Пожелание врача быть всем мамой ничего общего не имело с младенцами. Оно выглядело как ярко-желтая поверхность с запахом лимона, утекающая куда-то за горизонт. Упругая и пористая, по фактуре она напоминала беруши. Желтая масса вылезала из гигантской медной кастрюли на манер сбежавшего теста. Вместо ручек из кастрюли торчали механические руки на шарнирах. Обеими конечностями кастрюля изо всех сил пыталась натянуть на себя крышку. Воздух гудел от напряжения, словно над головой проходила мощная линия электропередач. В целом же картина напоминала иллюстрацию к сказке «Горшочек, вари!», нарисованную в лучших традициях современного искусства.

«Стань звиздой!» больше всех себе соответствовало. Сочный фон имел непередаваемый меркабурский цвет, отдаленно напоминающий оттенки летнего неба в час после сумерек. На «небе» ослепительно сияло созвездие, которого не увидишь в реальном мире: изящные округлые формы женского зада нельзя было перепутать ни с чем другим. В воздухе стоял характерный аромат хвойного освежителя, который отличается от настоящего лесного запаха так же, как жвачка со вкусом клубники – от свежих ягод. Слышалось тихое шуршание, как будто кто-то мнет бумагу. Я поспешила отложить эту записку куда подальше.

Больше других мне понравилось пожелание почтальонши Лины. Я увидела огромного розового слона, пушистого и невесомого, словно он был сделан из облаков. На ногах он носил довольно изящные белые туфельки-лодочки. Пахло от него сахарной ватой, а из живота у него раздавалось дикое хихиканье, как из мешочка со смехом.

Я тогда спросила у Магрина:

– Значит, вот так выглядят желания? Эмиль, почему они все такие безумные и нелепые?

– Потому что иллюзорные, – рассмеялся он. – Не соответствуют внутренней природе, понимаешь? Природа перца – быть острым, природа лимона – быть кислым. Конечно, можно запрячь в сани десяток котов, но далеко ли на них уедешь?

Мне живо представились упитанные коты, уютно устроившиеся в санях на теплом одеяле, надменно-презрительные морды и человек в телогрейке, волокущий за собой сани сквозь пургу. Я даже поморгала, чтобы прогнать картинку.

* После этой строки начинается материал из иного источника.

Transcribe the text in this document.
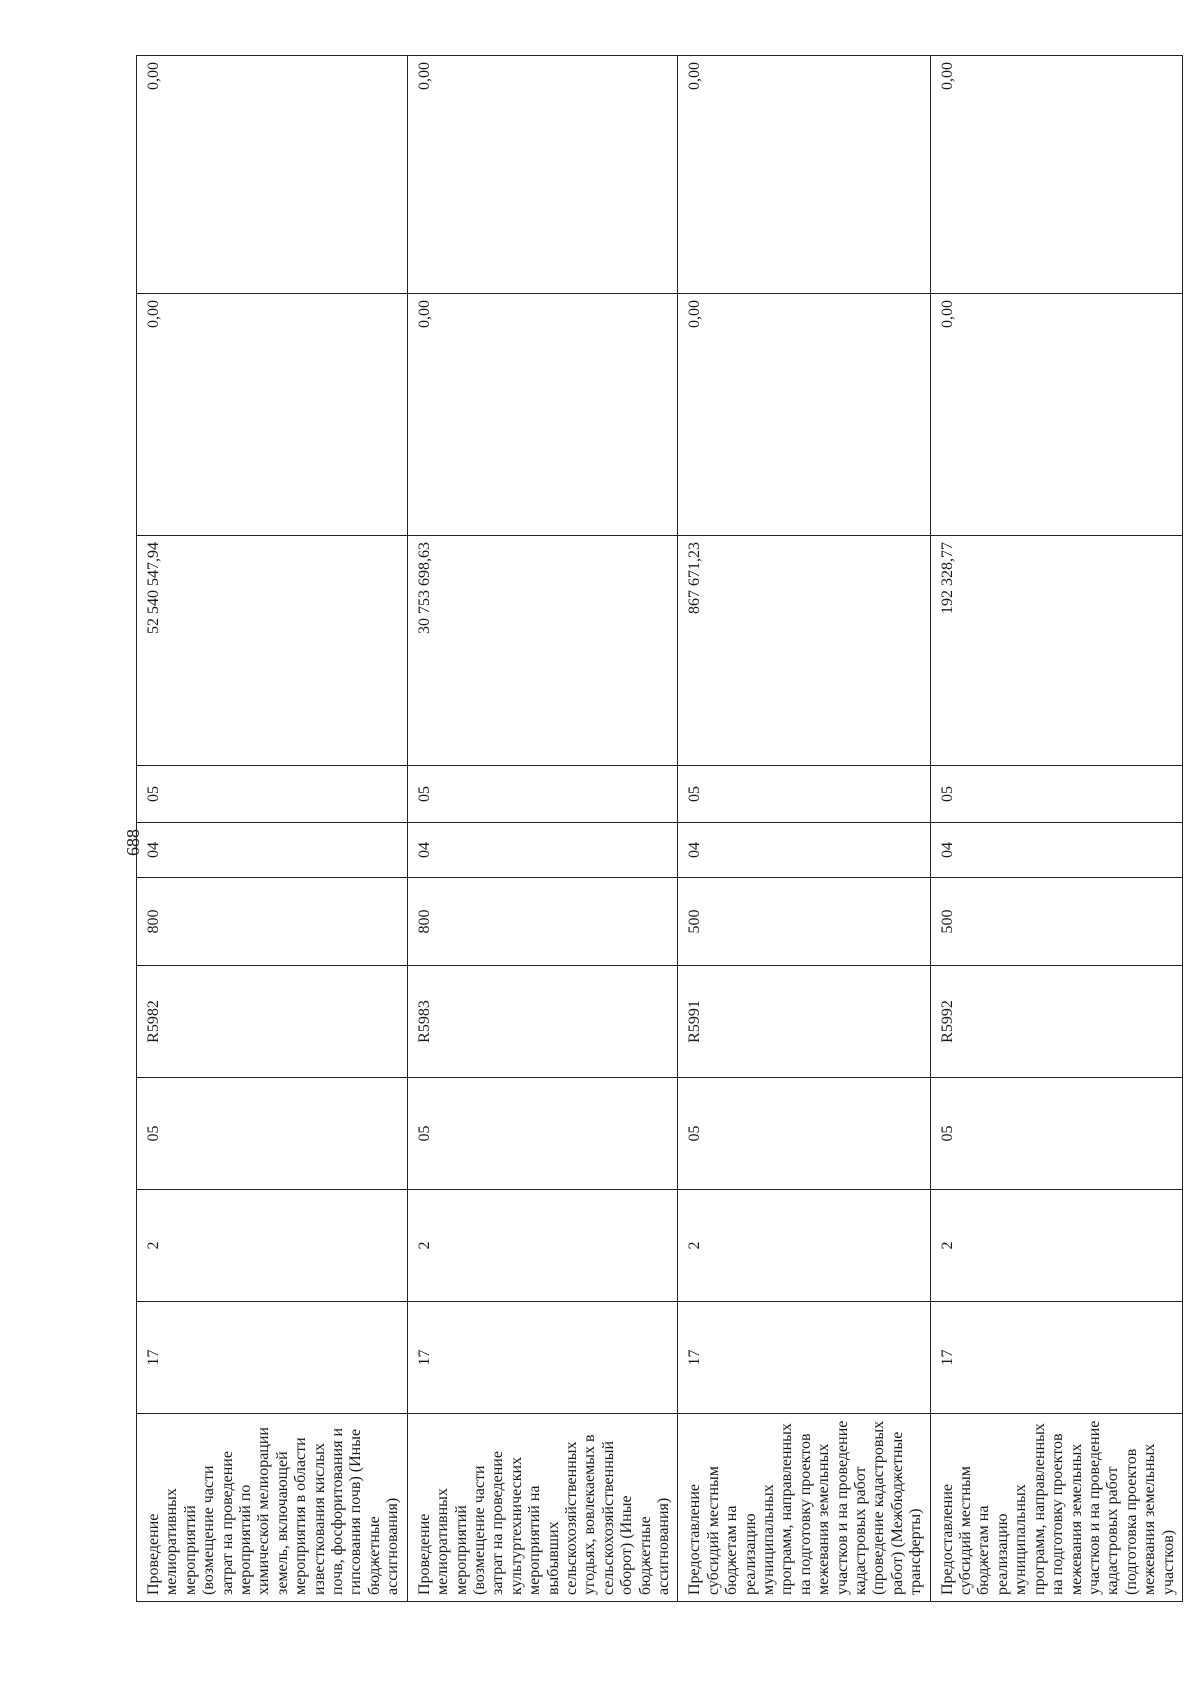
688
Проведение мелиоративных мероприятий (возмещение части затрат на проведение мероприятий по химической мелиорации земель, включающей мероприятия в области известкования кислых почв, фосфоритования и гипсования почв) (Иные бюджетные ассигнования)	17	2	05	R5982	800	04	05	52 540 547,94	0,00	0,00
Проведение мелиоративных мероприятий (возмещение части затрат на проведение культуртехнических мероприятий на выбывших сельскохозяйственных угодьях, вовлекаемых в сельскохозяйственный оборот) (Иные бюджетные ассигнования)	17	2	05	R5983	800	04	05	30 753 698,63	0,00	0,00
Предоставление субсидий местным бюджетам на реализацию муниципальных программ, направленных на подготовку проектов межевания земельных участков и на проведение кадастровых работ (проведение кадастровых работ) (Межбюджетные трансферты)	17	2	05	R5991	500	04	05	867 671,23	0,00	0,00
Предоставление субсидий местным бюджетам на реализацию муниципальных программ, направленных на подготовку проектов межевания земельных участков и на проведение кадастровых работ (подготовка проектов межевания земельных участков)	17	2	05	R5992	500	04	05	192 328,77	0,00	0,00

– Ты обратила внимание, как сочетаются в этих записках потенциальные энергии и материальные желания? – спросил Эмиль. – По записке докторши очень хорошо видно. Желтая масса имеет вид, типичный для меркабурской энергии, а кастрюля – исключительно материалистическая штука.

– Угу, с руками, – усмехнулась я. – У меня дома таких десять штук, сами себя моют.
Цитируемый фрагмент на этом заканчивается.